Outro momento que exemplifica a superficialidade do filme é a cena do debate na TV. Enquanto os personagens assistem ao evento político, estão simultaneamente fazendo um mapa astral dos candidatos para decidir quem "tranza melhor". O que poderia ser um momento para discutir temas relevantes se perde em diálogos fúteis.
Além disso, o filme está repleto de cenas de sexo e consumo de drogas que não contribuem para a trama, tornando o cotidiano dos protagonistas confuso e mal contado. Um comentário de um espectador identificado como guisreis15 resume bem essa questão: "Eles têm todos os traços da caricatura do que é a esquerda aos olhos dos conservadores mais tacanhos: usam drogas, são bissexuais e têm um caso amoroso assumido, não querem filhos e têm uma estrutura familiar muito diferente da convencional, estão alheios aos problemas do cotidiano e da vida das classes baixas, festejam e cantam o tempo todo e nunca são vistos trabalhando ou estudando, querem um mundo melhor mas têm uma compreensão confusa e esotérica sobre política e sociedade." Essa representação, em vez de fortalecer o discurso progressista, pode acabar reforçando estereótipos que enfraquecem a mensagem do filme.
Além de retratar de forma equivocada o período político, o filme falha em demonstrar a urgência da eleição de Bolsonaro e seus impactos sociais.

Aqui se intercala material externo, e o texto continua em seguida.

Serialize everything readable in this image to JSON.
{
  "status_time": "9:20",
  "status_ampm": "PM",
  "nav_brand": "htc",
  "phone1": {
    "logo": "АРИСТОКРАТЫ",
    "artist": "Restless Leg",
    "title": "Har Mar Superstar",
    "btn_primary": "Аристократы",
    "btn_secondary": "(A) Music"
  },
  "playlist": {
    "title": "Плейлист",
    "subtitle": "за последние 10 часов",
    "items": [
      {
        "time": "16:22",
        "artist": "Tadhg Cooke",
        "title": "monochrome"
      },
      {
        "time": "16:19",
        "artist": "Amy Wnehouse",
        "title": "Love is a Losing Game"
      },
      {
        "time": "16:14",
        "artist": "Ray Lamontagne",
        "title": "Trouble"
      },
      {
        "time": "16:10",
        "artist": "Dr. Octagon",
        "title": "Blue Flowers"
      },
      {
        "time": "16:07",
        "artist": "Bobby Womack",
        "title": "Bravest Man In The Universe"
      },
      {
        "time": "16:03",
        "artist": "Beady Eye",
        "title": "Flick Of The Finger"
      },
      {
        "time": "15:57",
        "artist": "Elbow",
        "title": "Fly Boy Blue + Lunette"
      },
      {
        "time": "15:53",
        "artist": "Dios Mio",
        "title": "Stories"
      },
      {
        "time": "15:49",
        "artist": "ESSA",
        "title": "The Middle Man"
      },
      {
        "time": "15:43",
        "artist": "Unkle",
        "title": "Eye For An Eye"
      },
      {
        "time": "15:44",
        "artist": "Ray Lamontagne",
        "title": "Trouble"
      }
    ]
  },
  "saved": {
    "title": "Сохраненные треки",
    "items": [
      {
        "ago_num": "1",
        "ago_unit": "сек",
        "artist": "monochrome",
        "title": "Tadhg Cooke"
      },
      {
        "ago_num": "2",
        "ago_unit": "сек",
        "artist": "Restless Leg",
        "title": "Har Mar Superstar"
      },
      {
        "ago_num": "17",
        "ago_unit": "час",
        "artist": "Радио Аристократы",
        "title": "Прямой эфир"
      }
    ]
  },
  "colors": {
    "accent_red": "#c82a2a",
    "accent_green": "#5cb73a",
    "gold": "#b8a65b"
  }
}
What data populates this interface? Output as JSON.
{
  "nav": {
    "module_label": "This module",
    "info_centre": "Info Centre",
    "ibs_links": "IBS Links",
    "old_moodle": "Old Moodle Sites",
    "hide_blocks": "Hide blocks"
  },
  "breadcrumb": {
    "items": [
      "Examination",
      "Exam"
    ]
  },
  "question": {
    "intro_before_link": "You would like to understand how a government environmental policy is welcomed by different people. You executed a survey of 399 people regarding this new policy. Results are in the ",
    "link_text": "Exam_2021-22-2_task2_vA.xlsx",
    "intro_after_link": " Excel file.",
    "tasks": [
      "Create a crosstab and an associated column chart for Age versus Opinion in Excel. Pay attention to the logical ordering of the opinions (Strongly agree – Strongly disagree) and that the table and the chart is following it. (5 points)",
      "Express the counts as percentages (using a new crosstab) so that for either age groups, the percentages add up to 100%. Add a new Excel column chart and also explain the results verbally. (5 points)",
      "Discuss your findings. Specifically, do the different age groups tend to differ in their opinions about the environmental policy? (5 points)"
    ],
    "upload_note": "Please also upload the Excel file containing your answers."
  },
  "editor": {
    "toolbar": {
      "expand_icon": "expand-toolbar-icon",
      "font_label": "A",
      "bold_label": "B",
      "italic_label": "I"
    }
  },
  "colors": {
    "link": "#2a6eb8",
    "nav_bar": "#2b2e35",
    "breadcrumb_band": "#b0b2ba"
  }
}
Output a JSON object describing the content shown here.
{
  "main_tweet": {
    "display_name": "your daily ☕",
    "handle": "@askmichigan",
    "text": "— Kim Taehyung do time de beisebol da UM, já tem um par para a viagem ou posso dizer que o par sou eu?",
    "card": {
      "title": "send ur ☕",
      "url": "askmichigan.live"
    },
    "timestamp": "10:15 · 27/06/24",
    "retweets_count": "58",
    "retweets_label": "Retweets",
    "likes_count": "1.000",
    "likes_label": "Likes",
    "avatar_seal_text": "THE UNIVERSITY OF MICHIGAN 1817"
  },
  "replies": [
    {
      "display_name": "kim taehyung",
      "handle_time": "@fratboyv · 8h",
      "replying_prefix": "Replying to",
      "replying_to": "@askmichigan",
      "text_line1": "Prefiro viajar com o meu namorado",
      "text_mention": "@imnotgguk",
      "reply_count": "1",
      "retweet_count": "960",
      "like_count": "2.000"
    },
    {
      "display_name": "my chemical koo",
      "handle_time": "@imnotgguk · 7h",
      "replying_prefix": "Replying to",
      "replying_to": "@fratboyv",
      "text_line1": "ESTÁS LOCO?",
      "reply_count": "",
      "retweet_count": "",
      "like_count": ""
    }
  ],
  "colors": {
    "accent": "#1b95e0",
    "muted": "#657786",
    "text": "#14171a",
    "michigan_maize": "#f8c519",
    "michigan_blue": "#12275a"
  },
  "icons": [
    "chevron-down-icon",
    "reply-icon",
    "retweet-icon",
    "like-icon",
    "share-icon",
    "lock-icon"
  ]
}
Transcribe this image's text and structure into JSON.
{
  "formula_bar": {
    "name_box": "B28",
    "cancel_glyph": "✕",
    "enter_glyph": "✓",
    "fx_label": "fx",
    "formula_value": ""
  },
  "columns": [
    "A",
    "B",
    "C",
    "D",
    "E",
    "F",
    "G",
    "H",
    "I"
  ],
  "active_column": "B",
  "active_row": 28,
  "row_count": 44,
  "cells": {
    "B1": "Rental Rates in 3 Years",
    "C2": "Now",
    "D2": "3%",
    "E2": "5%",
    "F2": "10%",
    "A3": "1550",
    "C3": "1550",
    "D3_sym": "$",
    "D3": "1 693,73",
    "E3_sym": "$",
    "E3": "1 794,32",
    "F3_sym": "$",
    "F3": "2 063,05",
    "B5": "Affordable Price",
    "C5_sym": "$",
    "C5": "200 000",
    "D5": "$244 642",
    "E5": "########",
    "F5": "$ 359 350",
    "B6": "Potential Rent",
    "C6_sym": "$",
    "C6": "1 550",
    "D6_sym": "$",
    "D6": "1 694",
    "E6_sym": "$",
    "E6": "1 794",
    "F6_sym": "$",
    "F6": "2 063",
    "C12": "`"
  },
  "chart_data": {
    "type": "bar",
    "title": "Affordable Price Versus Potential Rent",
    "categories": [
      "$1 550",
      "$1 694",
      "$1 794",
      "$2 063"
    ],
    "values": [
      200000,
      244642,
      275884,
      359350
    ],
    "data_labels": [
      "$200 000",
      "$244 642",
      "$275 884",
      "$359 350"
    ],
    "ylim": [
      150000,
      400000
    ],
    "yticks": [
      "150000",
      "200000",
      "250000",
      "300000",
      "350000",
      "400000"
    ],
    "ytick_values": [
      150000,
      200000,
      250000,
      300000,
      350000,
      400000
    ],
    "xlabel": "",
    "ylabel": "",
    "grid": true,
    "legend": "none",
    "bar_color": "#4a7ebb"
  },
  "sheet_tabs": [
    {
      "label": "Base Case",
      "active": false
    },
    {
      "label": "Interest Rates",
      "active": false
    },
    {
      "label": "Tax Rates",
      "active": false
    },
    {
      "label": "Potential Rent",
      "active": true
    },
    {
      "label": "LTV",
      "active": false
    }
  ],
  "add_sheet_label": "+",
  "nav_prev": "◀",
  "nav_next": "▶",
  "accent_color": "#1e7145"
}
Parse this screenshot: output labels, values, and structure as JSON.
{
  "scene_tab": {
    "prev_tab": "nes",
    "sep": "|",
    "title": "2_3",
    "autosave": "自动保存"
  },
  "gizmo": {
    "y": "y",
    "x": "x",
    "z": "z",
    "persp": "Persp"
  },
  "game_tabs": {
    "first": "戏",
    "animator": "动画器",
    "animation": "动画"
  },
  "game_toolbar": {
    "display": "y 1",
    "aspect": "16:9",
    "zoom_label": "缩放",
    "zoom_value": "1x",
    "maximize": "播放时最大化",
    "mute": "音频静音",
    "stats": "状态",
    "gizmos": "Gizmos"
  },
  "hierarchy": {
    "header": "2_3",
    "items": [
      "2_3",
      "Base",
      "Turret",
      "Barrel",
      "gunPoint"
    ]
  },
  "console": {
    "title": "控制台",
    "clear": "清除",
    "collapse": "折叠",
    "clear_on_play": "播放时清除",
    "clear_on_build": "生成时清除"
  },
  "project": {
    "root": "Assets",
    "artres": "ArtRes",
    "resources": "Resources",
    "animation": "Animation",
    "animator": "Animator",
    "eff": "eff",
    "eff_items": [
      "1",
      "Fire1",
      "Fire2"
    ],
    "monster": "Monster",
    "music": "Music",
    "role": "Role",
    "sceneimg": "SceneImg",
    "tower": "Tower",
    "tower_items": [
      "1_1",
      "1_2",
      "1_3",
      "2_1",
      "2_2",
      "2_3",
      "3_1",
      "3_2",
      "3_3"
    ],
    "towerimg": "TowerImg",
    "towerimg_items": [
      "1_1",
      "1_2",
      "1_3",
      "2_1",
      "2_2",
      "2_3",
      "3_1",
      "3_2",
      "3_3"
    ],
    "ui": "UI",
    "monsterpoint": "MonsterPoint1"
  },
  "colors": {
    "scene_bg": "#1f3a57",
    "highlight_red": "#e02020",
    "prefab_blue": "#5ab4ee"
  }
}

A tentativa de sugerir que o governo reprimiria o relacionamento da protagonista também se prova infundada, já que, na vida real, seu relacionamento com Caio continuou até o final de 2024. No fim, "Tranze" não só deixa de capturar a gravidade do momento histórico, como também constrói uma narrativa rasa, com personagens mal desenvolvidos e diálogos que falham em transmitir qualquer impacto realista sobre os eventos de 2018.